Janine Martin-sacriste : Madame Bonnefont

Encore un petit portrait satirique écrit avec talent par Janine…Un régal !

L’odeur du cimetière si proche était concentrée là dans votre salon gris poussière, sur vos poupées des provinces françaises rangées en rang d’oignons sur les étagères de ce meuble vitrine qui respirait l’ennui.
L’ennui que l’on croisait dans les maisons des vieux en ces années là.
Sur le buffet assoiffé de cire, d’immondes petites marquises en porcelaine promenaient des caniches dorés sur des napperons faits maison au crochet, avec vos mains sèches et tavelées.

La musique n’entrait pas chez Madame Bonnefont, seuls le grincement des vieux pieds de chaise sur le parquet marron, le tic-tac du carillon et le ploc ploc irritant du robinet de la cuisine qui tentait de fuir, troublaient le lourd silence de cette maison tombale.

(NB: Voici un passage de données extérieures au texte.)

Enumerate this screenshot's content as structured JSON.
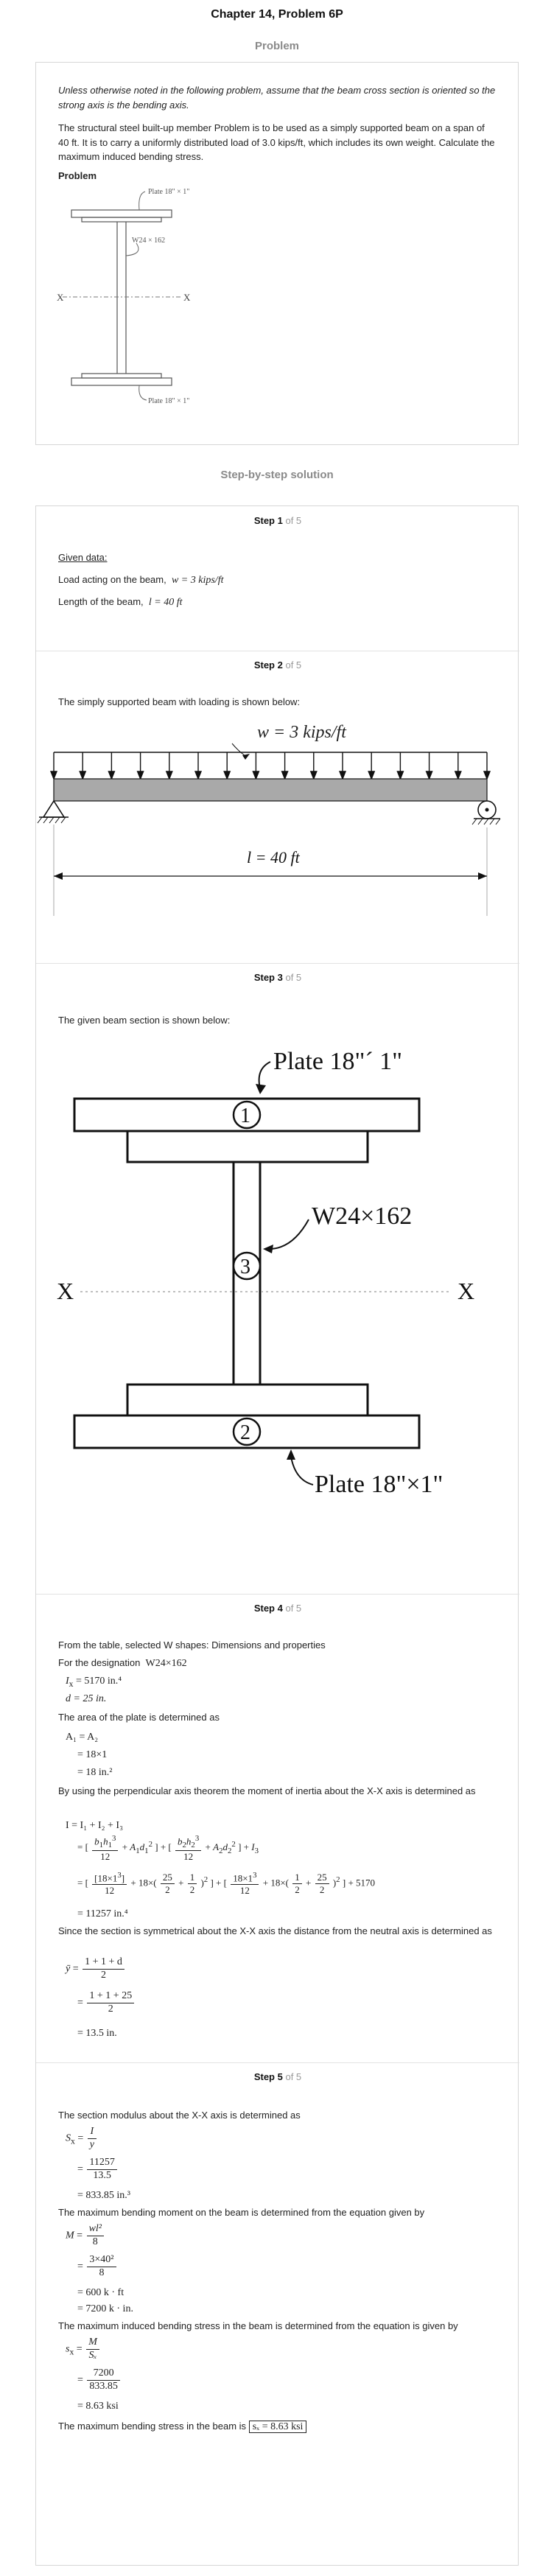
{
  "header": {
    "title": "Chapter 14, Problem 6P",
    "problem_label": "Problem",
    "solution_label": "Step-by-step solution"
  },
  "problem": {
    "italic_note": "Unless otherwise noted in the following problem, assume that the beam cross section is oriented so the strong axis is the bending axis.",
    "statement": "The structural steel built-up member Problem is to be used as a simply supported beam on a span of 40 ft. It is to carry a uniformly distributed load of 3.0 kips/ft, which includes its own weight. Calculate the maximum induced bending stress.",
    "heading": "Problem",
    "figure": {
      "top_plate": "Plate 18\" × 1\"",
      "section": "W24 × 162",
      "bottom_plate": "Plate 18\" × 1\"",
      "axis_left": "X",
      "axis_right": "X"
    }
  },
  "steps": [
    {
      "label": "Step 1",
      "of": "of 5",
      "given_title": "Given data:",
      "load_label": "Load acting on the beam,",
      "load_value": "w = 3 kips/ft",
      "length_label": "Length of the beam,",
      "length_value": "l = 40 ft"
    },
    {
      "label": "Step 2",
      "of": "of 5",
      "intro": "The simply supported beam with loading is shown below:",
      "load": "w = 3 kips/ft",
      "span": "l = 40 ft"
    },
    {
      "label": "Step 3",
      "of": "of 5",
      "intro": "The given beam section is shown below:",
      "top_plate": "Plate 18\"´ 1\"",
      "section": "W24×162",
      "bottom_plate": "Plate 18\"×1\"",
      "axis": "X",
      "n1": "1",
      "n2": "2",
      "n3": "3"
    },
    {
      "label": "Step 4",
      "of": "of 5",
      "l1": "From the table, selected W shapes: Dimensions and properties",
      "l2": "For the designation",
      "l2b": "W24×162",
      "ix": "= 5170 in.⁴",
      "d": "d = 25 in.",
      "l5": "The area of the plate is determined as",
      "a1": "A₁ = A₂",
      "a2": "= 18×1",
      "a3": "= 18 in.²",
      "l9": "By using the perpendicular axis theorem the moment of inertia about the X-X axis is determined as",
      "i1": "I = I₁ + I₂ + I₃",
      "i4": "+ 5170",
      "i5": "= 11257 in.⁴",
      "l14": "Since the section is symmetrical about the X-X axis the distance from the neutral axis is determined as",
      "y1n": "1 + 1 + d",
      "y1d": "2",
      "y2n": "1 + 1 + 25",
      "y2d": "2",
      "y3": "= 13.5 in."
    },
    {
      "label": "Step 5",
      "of": "of 5",
      "l1": "The section modulus about the X-X axis is determined as",
      "s1n": "I",
      "s1d": "y",
      "s2n": "11257",
      "s2d": "13.5",
      "s3": "= 833.85 in.³",
      "l2": "The maximum bending moment on the beam is determined from the equation given by",
      "m1n": "wl²",
      "m1d": "8",
      "m2n": "3×40²",
      "m2d": "8",
      "m3": "= 600 k · ft",
      "m4": "= 7200 k · in.",
      "l3": "The maximum induced bending stress in the beam is determined from the equation is given by",
      "f1n": "M",
      "f1d": "Sₓ",
      "f2n": "7200",
      "f2d": "833.85",
      "f3": "= 8.63 ksi",
      "final": "The maximum bending stress in the beam is",
      "answer": "sₓ = 8.63 ksi"
    }
  ]
}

Mère ne vous aimait pas mais il était de la plus haute importance d’aller boire votre thé insipide, croquer vos gâteaux secs et pourtant humides, tous les mois, le dimanche à 17h00.

– Alors Marie, toujours coincée dans ce deuil sans fin ?
– Vous pourriez rencontrer du monde, donner un nouveau père à notre chère Nine.

Madame Bonnefont, vous ne sentiez pas bon dans votre robe noire en satinette fleurie d’un semis violacé.
Je refusais d’embrasser le poireau malodorant et orné de poils noirs et drus, entre votre joue glacée et votre menton agressif.
Je détestais votre peau jaune et parcheminée, votre haleine aillée et votre œil d’oiseau cruel.

Vous aviez un fond mauvais Madame Bonnefont.